In order to overcome such problem, the fluidification has been introduced in Petri nets. The idea is to analyze the system by studying a relaxed "fluid" version of it. Different definitions of fluid Petri nets have been introduced in the literature. One of them is the so called timed continuous Petri net (TCPN) model under infinite server semantics.  It has been found that TCPN systems approximate interesting classes of DES. An important advantage found in fluid models is that more analytical techniques can be used for the analysis of some interesting properties, like liveness [8], controllability [1] and the synthesis of controllers, either for the optimal steady-state control problem  or dynamic control for reaching a desired marking  [6].

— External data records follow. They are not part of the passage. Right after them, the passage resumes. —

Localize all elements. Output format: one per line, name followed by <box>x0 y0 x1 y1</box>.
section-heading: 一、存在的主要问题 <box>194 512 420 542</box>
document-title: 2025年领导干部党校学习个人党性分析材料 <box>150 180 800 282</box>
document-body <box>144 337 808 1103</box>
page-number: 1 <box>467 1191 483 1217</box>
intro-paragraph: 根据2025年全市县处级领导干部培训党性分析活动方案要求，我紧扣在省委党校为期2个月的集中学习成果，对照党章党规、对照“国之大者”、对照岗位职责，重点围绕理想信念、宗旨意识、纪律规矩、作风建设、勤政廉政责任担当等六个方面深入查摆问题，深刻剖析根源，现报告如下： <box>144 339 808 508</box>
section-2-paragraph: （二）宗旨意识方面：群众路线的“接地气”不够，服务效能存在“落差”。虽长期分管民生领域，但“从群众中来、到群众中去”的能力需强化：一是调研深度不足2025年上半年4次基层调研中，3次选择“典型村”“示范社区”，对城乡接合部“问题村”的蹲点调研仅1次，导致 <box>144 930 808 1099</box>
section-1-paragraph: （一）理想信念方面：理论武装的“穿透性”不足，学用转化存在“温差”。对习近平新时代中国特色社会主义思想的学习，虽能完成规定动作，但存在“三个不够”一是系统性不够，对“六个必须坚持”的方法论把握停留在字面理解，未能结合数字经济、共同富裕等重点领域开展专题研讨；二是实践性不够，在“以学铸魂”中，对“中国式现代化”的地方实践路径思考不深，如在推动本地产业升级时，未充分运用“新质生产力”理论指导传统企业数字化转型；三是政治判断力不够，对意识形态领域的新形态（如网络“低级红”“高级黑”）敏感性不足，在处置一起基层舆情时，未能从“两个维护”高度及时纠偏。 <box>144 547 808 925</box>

In [3] it has been shown that a TCPN system, with white noise added to the flow (leading to state perturbation), can approximate the average value and covariance matrix of the marking of the corresponding Markovian Petri net (MPN, a Petri net in which transitions are timed with exponentially distributed random delays). The larger the enabling degree of the transitions, the better the approximation.

This approximation allows to interpret and apply a control law initially designed for a TCPN system into the corresponding MPN one, obtaining thus a control policy for driving a live MPN system in such a way that the average value of its marking will reach a desired value, by just applying additional delays to the controllable transitions. This constitutes an important difference with the control laws derived for DES in the past. This result is illustrated by means of a given application example: the stock level control of a Kanban-based automotive assembly line [4].